Wednesday, April 8, 2009

Biotech bits

Today, two articles caught my eye regarding biotechnology and the drugs produced from this science. I wish I could be more excited about these little bits of news, but its hard to decipher them, and even harder to guess what they may mean for us out here in PsA-land.

The first article concerned another "mab" drug (like andalimumab and infliximab) which is being tested for effectiveness on psoriatic arthritis, as well as psoriasis. Golimumab is produced by Centocor, and is in phase III clinical trials. It looks like it is mildly effective for psoriatic arthritis, and if I'm reading this article right, may be even more effective for psoriasis. But the results, while positive, aren't earth-shatteringly good:
Dr. Kavanaugh and colleagues said the results were promising for golimumab, the first subcutaneous TNF-alpha inhibitor to show efficacy against certain psoriatic arthritis symptoms, such as nail disease, enthesitis, and dactylitis.

They also noted that patients continued to show improvement when they continued on treatment for an additional 10 weeks.

On the other hand, at week 24, fewer than 40% on either drug dose met the more stringent ACR50 standard for response (50% reduction in symptoms).
It appears that some of us may have some good results with this drug, and some won't.

What's great about Golimumab, however, is that it's another option for us. Many people with psoriatic arthritis find that Humira, or other biologics, stop working so well after a year or two. Just having one more drug to try is fabulous news.

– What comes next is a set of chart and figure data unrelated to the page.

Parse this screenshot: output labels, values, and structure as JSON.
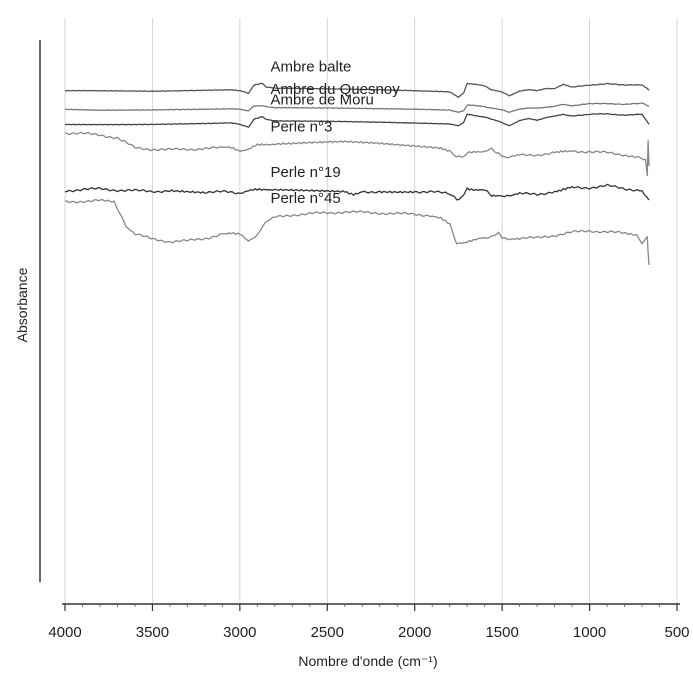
{
  "chart_data": {
    "type": "line",
    "xlabel": "Nombre d'onde (cm⁻¹)",
    "ylabel": "Absorbance",
    "xlim": [
      4000,
      500
    ],
    "x_reversed": true,
    "x_ticks": [
      4000,
      3500,
      3000,
      2500,
      2000,
      1500,
      1000,
      500
    ],
    "y_ticks_shown": false,
    "grid": "vertical",
    "x_unit_tick": 100,
    "series": [
      {
        "name": "Ambre balte",
        "color": "#555555",
        "points": [
          [
            4000,
            1.76
          ],
          [
            3800,
            1.76
          ],
          [
            3500,
            1.75
          ],
          [
            3200,
            1.77
          ],
          [
            3050,
            1.78
          ],
          [
            3000,
            1.76
          ],
          [
            2950,
            1.72
          ],
          [
            2920,
            1.85
          ],
          [
            2870,
            1.88
          ],
          [
            2850,
            1.82
          ],
          [
            2800,
            1.8
          ],
          [
            2500,
            1.79
          ],
          [
            2200,
            1.78
          ],
          [
            2000,
            1.76
          ],
          [
            1800,
            1.74
          ],
          [
            1750,
            1.66
          ],
          [
            1720,
            1.72
          ],
          [
            1700,
            1.88
          ],
          [
            1650,
            1.86
          ],
          [
            1600,
            1.84
          ],
          [
            1560,
            1.78
          ],
          [
            1500,
            1.74
          ],
          [
            1460,
            1.68
          ],
          [
            1400,
            1.76
          ],
          [
            1350,
            1.78
          ],
          [
            1300,
            1.76
          ],
          [
            1250,
            1.8
          ],
          [
            1200,
            1.8
          ],
          [
            1150,
            1.86
          ],
          [
            1100,
            1.82
          ],
          [
            1000,
            1.85
          ],
          [
            900,
            1.88
          ],
          [
            800,
            1.85
          ],
          [
            700,
            1.86
          ],
          [
            660,
            1.77
          ]
        ]
      },
      {
        "name": "Ambre du Quesnoy",
        "color": "#777777",
        "points": [
          [
            4000,
            1.46
          ],
          [
            3800,
            1.45
          ],
          [
            3500,
            1.45
          ],
          [
            3200,
            1.46
          ],
          [
            3050,
            1.47
          ],
          [
            3000,
            1.46
          ],
          [
            2950,
            1.44
          ],
          [
            2920,
            1.51
          ],
          [
            2870,
            1.52
          ],
          [
            2850,
            1.5
          ],
          [
            2800,
            1.49
          ],
          [
            2500,
            1.48
          ],
          [
            2200,
            1.47
          ],
          [
            2000,
            1.46
          ],
          [
            1800,
            1.45
          ],
          [
            1750,
            1.42
          ],
          [
            1720,
            1.44
          ],
          [
            1700,
            1.53
          ],
          [
            1650,
            1.52
          ],
          [
            1600,
            1.51
          ],
          [
            1560,
            1.48
          ],
          [
            1500,
            1.45
          ],
          [
            1460,
            1.42
          ],
          [
            1400,
            1.47
          ],
          [
            1350,
            1.48
          ],
          [
            1300,
            1.48
          ],
          [
            1250,
            1.5
          ],
          [
            1200,
            1.51
          ],
          [
            1150,
            1.54
          ],
          [
            1100,
            1.52
          ],
          [
            1000,
            1.55
          ],
          [
            900,
            1.56
          ],
          [
            800,
            1.54
          ],
          [
            700,
            1.56
          ],
          [
            660,
            1.51
          ]
        ]
      },
      {
        "name": "Ambre de Moru",
        "color": "#444444",
        "points": [
          [
            4000,
            1.22
          ],
          [
            3800,
            1.22
          ],
          [
            3500,
            1.22
          ],
          [
            3200,
            1.23
          ],
          [
            3050,
            1.24
          ],
          [
            3000,
            1.22
          ],
          [
            2950,
            1.18
          ],
          [
            2920,
            1.3
          ],
          [
            2870,
            1.35
          ],
          [
            2850,
            1.3
          ],
          [
            2800,
            1.28
          ],
          [
            2500,
            1.27
          ],
          [
            2200,
            1.25
          ],
          [
            2000,
            1.24
          ],
          [
            1800,
            1.23
          ],
          [
            1750,
            1.2
          ],
          [
            1720,
            1.25
          ],
          [
            1700,
            1.38
          ],
          [
            1650,
            1.36
          ],
          [
            1600,
            1.34
          ],
          [
            1560,
            1.3
          ],
          [
            1500,
            1.25
          ],
          [
            1460,
            1.2
          ],
          [
            1400,
            1.28
          ],
          [
            1350,
            1.31
          ],
          [
            1300,
            1.29
          ],
          [
            1250,
            1.33
          ],
          [
            1200,
            1.35
          ],
          [
            1150,
            1.38
          ],
          [
            1100,
            1.36
          ],
          [
            1000,
            1.38
          ],
          [
            900,
            1.39
          ],
          [
            800,
            1.37
          ],
          [
            700,
            1.38
          ],
          [
            660,
            1.22
          ]
        ]
      },
      {
        "name": "Perle n°3",
        "color": "#888888",
        "points": [
          [
            4000,
            1.08
          ],
          [
            3900,
            1.07
          ],
          [
            3800,
            1.05
          ],
          [
            3700,
            1.0
          ],
          [
            3600,
            0.84
          ],
          [
            3500,
            0.82
          ],
          [
            3400,
            0.81
          ],
          [
            3300,
            0.82
          ],
          [
            3200,
            0.83
          ],
          [
            3100,
            0.84
          ],
          [
            3050,
            0.84
          ],
          [
            3000,
            0.8
          ],
          [
            2950,
            0.82
          ],
          [
            2900,
            0.88
          ],
          [
            2850,
            0.9
          ],
          [
            2800,
            0.91
          ],
          [
            2600,
            0.92
          ],
          [
            2400,
            0.93
          ],
          [
            2200,
            0.91
          ],
          [
            2000,
            0.88
          ],
          [
            1850,
            0.84
          ],
          [
            1800,
            0.8
          ],
          [
            1760,
            0.68
          ],
          [
            1720,
            0.72
          ],
          [
            1700,
            0.76
          ],
          [
            1650,
            0.79
          ],
          [
            1600,
            0.78
          ],
          [
            1560,
            0.82
          ],
          [
            1520,
            0.76
          ],
          [
            1500,
            0.71
          ],
          [
            1460,
            0.69
          ],
          [
            1400,
            0.72
          ],
          [
            1300,
            0.73
          ],
          [
            1200,
            0.76
          ],
          [
            1150,
            0.8
          ],
          [
            1100,
            0.79
          ],
          [
            1000,
            0.78
          ],
          [
            900,
            0.76
          ],
          [
            800,
            0.73
          ],
          [
            720,
            0.7
          ],
          [
            680,
            0.65
          ],
          [
            670,
            0.4
          ],
          [
            665,
            0.95
          ],
          [
            660,
            0.55
          ]
        ]
      },
      {
        "name": "Perle n°19",
        "color": "#333333",
        "points": [
          [
            4000,
            0.15
          ],
          [
            3900,
            0.17
          ],
          [
            3800,
            0.18
          ],
          [
            3700,
            0.16
          ],
          [
            3600,
            0.15
          ],
          [
            3500,
            0.14
          ],
          [
            3400,
            0.15
          ],
          [
            3200,
            0.13
          ],
          [
            3100,
            0.13
          ],
          [
            3000,
            0.11
          ],
          [
            2950,
            0.14
          ],
          [
            2900,
            0.17
          ],
          [
            2850,
            0.18
          ],
          [
            2800,
            0.16
          ],
          [
            2600,
            0.14
          ],
          [
            2400,
            0.13
          ],
          [
            2350,
            0.1
          ],
          [
            2300,
            0.13
          ],
          [
            2200,
            0.14
          ],
          [
            2000,
            0.14
          ],
          [
            1900,
            0.13
          ],
          [
            1800,
            0.1
          ],
          [
            1760,
            0.0
          ],
          [
            1720,
            0.08
          ],
          [
            1700,
            0.19
          ],
          [
            1650,
            0.17
          ],
          [
            1600,
            0.15
          ],
          [
            1560,
            0.08
          ],
          [
            1500,
            0.08
          ],
          [
            1460,
            0.05
          ],
          [
            1400,
            0.1
          ],
          [
            1300,
            0.09
          ],
          [
            1200,
            0.14
          ],
          [
            1150,
            0.18
          ],
          [
            1100,
            0.2
          ],
          [
            1000,
            0.2
          ],
          [
            900,
            0.23
          ],
          [
            800,
            0.18
          ],
          [
            700,
            0.16
          ],
          [
            660,
            0.0
          ]
        ]
      },
      {
        "name": "Perle n°45",
        "color": "#888888",
        "points": [
          [
            4000,
            -0.03
          ],
          [
            3900,
            -0.02
          ],
          [
            3800,
            -0.01
          ],
          [
            3720,
            -0.04
          ],
          [
            3680,
            -0.25
          ],
          [
            3650,
            -0.45
          ],
          [
            3600,
            -0.55
          ],
          [
            3500,
            -0.63
          ],
          [
            3400,
            -0.67
          ],
          [
            3300,
            -0.66
          ],
          [
            3200,
            -0.62
          ],
          [
            3100,
            -0.55
          ],
          [
            3050,
            -0.52
          ],
          [
            3000,
            -0.55
          ],
          [
            2950,
            -0.68
          ],
          [
            2920,
            -0.62
          ],
          [
            2880,
            -0.5
          ],
          [
            2850,
            -0.35
          ],
          [
            2800,
            -0.28
          ],
          [
            2700,
            -0.24
          ],
          [
            2600,
            -0.22
          ],
          [
            2500,
            -0.21
          ],
          [
            2400,
            -0.19
          ],
          [
            2300,
            -0.2
          ],
          [
            2200,
            -0.21
          ],
          [
            2100,
            -0.22
          ],
          [
            2000,
            -0.23
          ],
          [
            1900,
            -0.25
          ],
          [
            1850,
            -0.28
          ],
          [
            1800,
            -0.4
          ],
          [
            1760,
            -0.7
          ],
          [
            1720,
            -0.68
          ],
          [
            1700,
            -0.66
          ],
          [
            1650,
            -0.64
          ],
          [
            1600,
            -0.62
          ],
          [
            1560,
            -0.58
          ],
          [
            1520,
            -0.54
          ],
          [
            1500,
            -0.62
          ],
          [
            1460,
            -0.64
          ],
          [
            1400,
            -0.62
          ],
          [
            1300,
            -0.61
          ],
          [
            1200,
            -0.57
          ],
          [
            1100,
            -0.52
          ],
          [
            1000,
            -0.5
          ],
          [
            900,
            -0.51
          ],
          [
            800,
            -0.54
          ],
          [
            730,
            -0.58
          ],
          [
            700,
            -0.7
          ],
          [
            670,
            -0.6
          ],
          [
            660,
            -1.05
          ]
        ]
      }
    ]
  }
}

The second interesting article was regarding a court case on patents. A Federal appeals court in Washington, D.C. ruled that an invention from Amgen, which was basically the sequence for a gene, could not be patented. It was developed using a method that was so obvious that the court thought that "any competent graduate student can take a known protein and come up with the nucleotide sequence that encodes it." (full disclosure: this is a quote from Science magazine, which I cut from a blog that quoted it).

In short: because the methods for locating this gene sequence were so obvious, Amgen couldn't claim ownership, I think. (Please correct me if you understand this better than I do).

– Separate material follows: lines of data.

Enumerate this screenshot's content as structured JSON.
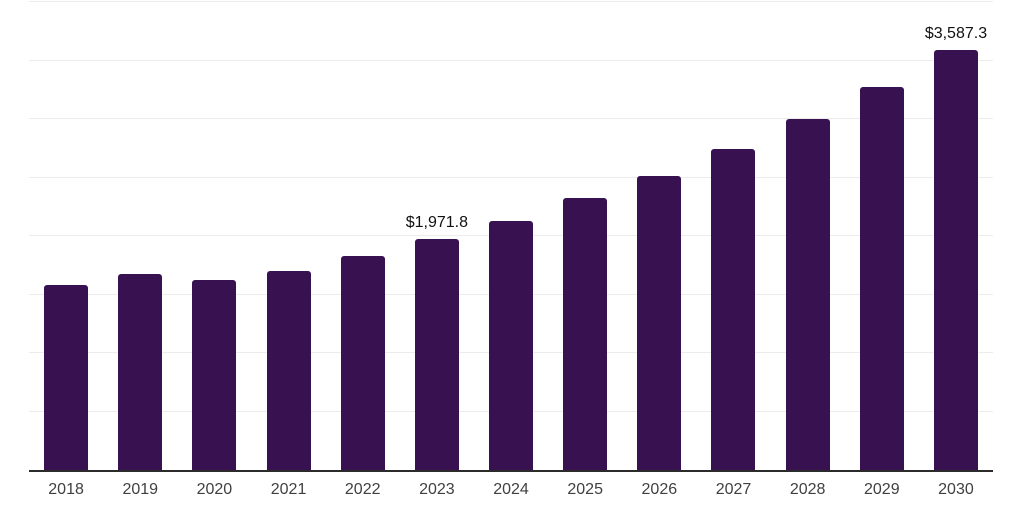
{
  "chart_data": {
    "type": "bar",
    "title": "",
    "categories": [
      "2018",
      "2019",
      "2020",
      "2021",
      "2022",
      "2023",
      "2024",
      "2025",
      "2026",
      "2027",
      "2028",
      "2029",
      "2030"
    ],
    "values": [
      1585,
      1675,
      1625,
      1700,
      1830,
      1971.8,
      2130,
      2325,
      2515,
      2745,
      3000,
      3275,
      3587.3
    ],
    "data_labels": [
      {
        "category": "2023",
        "text": "$1,971.8"
      },
      {
        "category": "2030",
        "text": "$3,587.3"
      }
    ],
    "xlabel": "",
    "ylabel": "",
    "ylim": [
      0,
      4000
    ],
    "gridline_step": 500,
    "grid": "horizontal",
    "legend": "none",
    "y_tick_labels_visible": false,
    "colors": {
      "bar": "#371150",
      "gridline": "#ececec",
      "axis_line": "#2b2b2b",
      "value_label": "#111111",
      "tick_label": "#404040",
      "background": "#ffffff"
    }
  }
}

In another news article on this story, an important question is asked - what affect does this have on future products, findings, etc from biotechs? If they use obvious methods to make discoveries or design drugs, can they not patent them? Does that mean they will be seeking only those discoveries they will patent? And does this have an effect on the cost of making and producing drugs?

I'm going to keep following this story, and will write more as I "get it" more. It's a brave new world out there. What will our lives be like in 20 years, and in 200?